Am I jerk not to get my muffler fixed?
Here’s my dilemma: my car is loud. An unidentifiable piece of the muffler fell off recently and ever since my car sounds like a Harley. I’d love to get it fixed, but the car is old and repairs are likely to be costly. My dilemma: Why should I pay hundreds of dollars to quieten my car?
First, some context.
During the peak of the pandemic, I experienced something that only happens on Christmas Day: North America more or less stopped. For me, living along the 366 in Edelweiss, that meant the highway was almost devoid of vehicles. Those three weeks in spring when things were really bad, were also auditory bliss. My family slept soundly and I could finally open the windows and hear only birds.
But as the lockdown eased, the noise returned. As it got warmer, motorcycles, especially, created a never-ending cacophony.
For some reason Quebec Transport (and other provinces too) allows motorcycles to produce noise at levels that other vehicles – like my car – can not. Typically cars cannot exceed 83 decibels. When it comes to motorcycles, “...the level allowed is 100 decibels; where the engine is idling, the level allowed is 92 decibels,” according to Transport Quebec.
With regard to sound levels and hearing loss, the Government of Canada’s website states “exposure to 85 dBA for eight hours daily ... as the limit for occupational noise.”
Throughout this spring and summer, we were stuck at home. The windows were all open since it was unusually hot. That meant my family was exposed to 85 dBA (trucks, cars, transport trailers) for far more than eight hours a day — more like 14 hours (8 a.m. to 10 p.m.) for more or less six months.
This was worsened by the cavalcade of motorcycles that streamed by seemingly on an hourly basis. As noted, they are in the range of 100 dBA. That’s chainsaw levels (around 100 dBA). So, 14 hours a day of 85 dBA (with motorcycles ramping that up to 100 dBA).

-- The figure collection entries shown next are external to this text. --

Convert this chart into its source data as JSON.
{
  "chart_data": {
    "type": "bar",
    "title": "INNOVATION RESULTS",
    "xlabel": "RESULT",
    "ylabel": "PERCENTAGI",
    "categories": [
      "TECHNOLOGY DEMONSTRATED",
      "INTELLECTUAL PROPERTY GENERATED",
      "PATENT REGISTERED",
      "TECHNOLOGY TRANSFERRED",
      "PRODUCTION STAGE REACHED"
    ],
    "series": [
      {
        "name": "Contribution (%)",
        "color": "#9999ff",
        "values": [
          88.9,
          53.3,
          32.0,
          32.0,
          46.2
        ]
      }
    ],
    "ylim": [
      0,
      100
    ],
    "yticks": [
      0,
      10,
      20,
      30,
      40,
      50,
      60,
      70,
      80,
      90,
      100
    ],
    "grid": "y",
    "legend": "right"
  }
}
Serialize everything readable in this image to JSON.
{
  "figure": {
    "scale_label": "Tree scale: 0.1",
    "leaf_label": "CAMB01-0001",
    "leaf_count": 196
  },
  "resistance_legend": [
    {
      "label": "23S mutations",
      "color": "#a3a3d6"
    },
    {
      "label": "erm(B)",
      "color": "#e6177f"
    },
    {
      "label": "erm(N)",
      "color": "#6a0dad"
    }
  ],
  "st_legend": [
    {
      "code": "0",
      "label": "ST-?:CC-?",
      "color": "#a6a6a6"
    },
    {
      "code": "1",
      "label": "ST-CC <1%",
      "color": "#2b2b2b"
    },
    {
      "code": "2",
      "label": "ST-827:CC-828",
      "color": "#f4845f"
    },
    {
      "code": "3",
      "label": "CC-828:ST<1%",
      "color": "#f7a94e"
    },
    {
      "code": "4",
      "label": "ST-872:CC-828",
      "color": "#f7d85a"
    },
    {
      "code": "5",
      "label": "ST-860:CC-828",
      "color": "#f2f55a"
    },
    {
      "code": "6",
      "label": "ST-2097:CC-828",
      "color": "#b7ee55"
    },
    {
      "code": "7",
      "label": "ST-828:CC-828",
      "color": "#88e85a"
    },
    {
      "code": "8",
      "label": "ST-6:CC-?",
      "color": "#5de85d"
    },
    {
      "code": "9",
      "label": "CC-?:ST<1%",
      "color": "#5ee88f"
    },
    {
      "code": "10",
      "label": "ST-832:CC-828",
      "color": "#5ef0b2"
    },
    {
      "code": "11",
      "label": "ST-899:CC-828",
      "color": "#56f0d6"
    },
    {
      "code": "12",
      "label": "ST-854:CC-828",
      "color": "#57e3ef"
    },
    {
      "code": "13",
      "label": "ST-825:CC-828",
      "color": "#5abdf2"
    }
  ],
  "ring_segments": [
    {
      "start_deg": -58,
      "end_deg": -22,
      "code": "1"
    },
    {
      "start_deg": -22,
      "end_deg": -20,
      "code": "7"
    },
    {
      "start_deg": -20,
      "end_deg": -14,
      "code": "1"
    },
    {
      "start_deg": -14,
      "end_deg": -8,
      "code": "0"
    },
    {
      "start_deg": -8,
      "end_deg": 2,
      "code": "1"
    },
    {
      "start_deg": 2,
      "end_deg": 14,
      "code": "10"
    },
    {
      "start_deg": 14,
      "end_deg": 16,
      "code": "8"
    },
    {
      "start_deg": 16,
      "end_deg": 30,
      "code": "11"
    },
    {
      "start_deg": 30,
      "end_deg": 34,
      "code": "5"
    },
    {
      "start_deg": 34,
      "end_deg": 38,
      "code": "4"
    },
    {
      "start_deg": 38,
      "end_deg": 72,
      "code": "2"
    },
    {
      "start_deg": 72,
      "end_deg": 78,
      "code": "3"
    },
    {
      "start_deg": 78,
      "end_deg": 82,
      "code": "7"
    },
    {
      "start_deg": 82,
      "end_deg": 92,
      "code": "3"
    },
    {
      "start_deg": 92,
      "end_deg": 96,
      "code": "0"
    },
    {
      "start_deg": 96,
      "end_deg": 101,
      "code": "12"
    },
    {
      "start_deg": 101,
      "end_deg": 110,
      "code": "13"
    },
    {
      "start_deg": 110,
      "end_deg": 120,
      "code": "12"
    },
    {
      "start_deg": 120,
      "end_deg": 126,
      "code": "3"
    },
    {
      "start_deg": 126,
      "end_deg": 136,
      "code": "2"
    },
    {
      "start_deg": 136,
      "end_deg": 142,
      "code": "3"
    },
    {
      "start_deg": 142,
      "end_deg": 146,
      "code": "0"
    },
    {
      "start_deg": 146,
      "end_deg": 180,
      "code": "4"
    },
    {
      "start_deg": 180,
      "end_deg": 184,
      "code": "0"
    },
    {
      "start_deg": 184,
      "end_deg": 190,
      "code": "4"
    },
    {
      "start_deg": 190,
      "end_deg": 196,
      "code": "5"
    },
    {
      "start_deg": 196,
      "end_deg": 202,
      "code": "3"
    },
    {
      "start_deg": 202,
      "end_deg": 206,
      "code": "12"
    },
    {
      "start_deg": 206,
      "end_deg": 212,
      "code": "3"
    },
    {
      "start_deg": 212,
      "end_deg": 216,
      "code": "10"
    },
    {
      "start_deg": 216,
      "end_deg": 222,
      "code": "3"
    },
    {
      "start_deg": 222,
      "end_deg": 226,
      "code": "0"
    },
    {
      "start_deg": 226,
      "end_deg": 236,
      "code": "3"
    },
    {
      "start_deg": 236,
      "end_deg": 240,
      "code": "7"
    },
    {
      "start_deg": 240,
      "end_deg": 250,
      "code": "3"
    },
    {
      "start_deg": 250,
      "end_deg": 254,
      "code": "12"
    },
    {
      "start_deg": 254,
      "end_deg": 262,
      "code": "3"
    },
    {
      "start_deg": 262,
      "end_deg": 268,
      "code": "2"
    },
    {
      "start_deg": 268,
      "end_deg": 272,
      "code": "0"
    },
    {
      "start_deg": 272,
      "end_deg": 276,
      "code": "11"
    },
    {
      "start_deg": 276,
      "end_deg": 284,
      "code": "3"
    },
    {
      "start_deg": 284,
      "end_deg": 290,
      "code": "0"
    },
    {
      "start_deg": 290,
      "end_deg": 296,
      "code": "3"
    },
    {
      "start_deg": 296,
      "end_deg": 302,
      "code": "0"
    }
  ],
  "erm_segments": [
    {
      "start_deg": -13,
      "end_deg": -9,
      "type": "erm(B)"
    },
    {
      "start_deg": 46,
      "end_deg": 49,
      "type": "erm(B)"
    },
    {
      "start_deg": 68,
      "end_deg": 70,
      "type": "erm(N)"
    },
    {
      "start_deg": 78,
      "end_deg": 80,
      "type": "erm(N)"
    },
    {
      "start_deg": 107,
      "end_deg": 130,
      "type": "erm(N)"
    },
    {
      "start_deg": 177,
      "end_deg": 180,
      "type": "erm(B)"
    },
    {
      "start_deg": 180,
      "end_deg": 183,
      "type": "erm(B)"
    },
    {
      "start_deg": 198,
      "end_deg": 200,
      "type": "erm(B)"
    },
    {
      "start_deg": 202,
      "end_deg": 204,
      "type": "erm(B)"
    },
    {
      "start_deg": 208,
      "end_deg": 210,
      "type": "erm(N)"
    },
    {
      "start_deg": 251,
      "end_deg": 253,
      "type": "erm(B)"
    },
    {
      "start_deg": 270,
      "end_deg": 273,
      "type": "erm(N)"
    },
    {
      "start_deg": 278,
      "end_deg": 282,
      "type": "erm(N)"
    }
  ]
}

As if that wasn’t bad enough — A Globe and Mail 2019 article, “Are there legal limits on motorcycle noise?” (June 3, 2020), discovered that “owners often put on cheaper [exhaust] pipes that boost noise...” Meaning bike owners modify their bikes to be louder — which is illegal in Quebec. But it happens and despite fines ($200 and $300), few are caught. A CBC article of the same title notes: “Noisy motorcycles not a priority for Quebec provincial police despite new rules,” (July 23, 2019) and found that the province only had six decibel readers with which to monitor traffic noise. Six. For all of Quebec! Sûreté du Québec stated in the article they had no intention of purchasing more either.
“Generally speaking, it is not a priority,” confirmed MRC des Collines Police Sgt. Martin Fournel regarding monitoring for vehicular decibel levels.
He said he couldn’t say specifically how many fines had been handed out by their highway traffic unit since last summer for highway noise, but “not a half-dozen, if they gave any.” He also pointed out that the unit does have the equipment to measure decibel levels, but that it has to contend with 2,000 square kilometres and six provincial highways.
“We have to put our resources into other efforts,” he added reluctantly.
Let me restate my dilemma in light of this information: Why should I have to spend money on a new muffler to quiet my car when motorcycles are allowed higher noise levels and aren’t monitored by police for having exceeded those levels if and when they do?
I don’t want to be a jerk, so I’ll likely get my car fixed, but it strikes me that there’s an unfair double standard happening; one that poses health risks. Given how we’ve been reevaluating how we do things since COVID-19, maybe it’s time we start having a conversation about this too — if we can be heard above the din.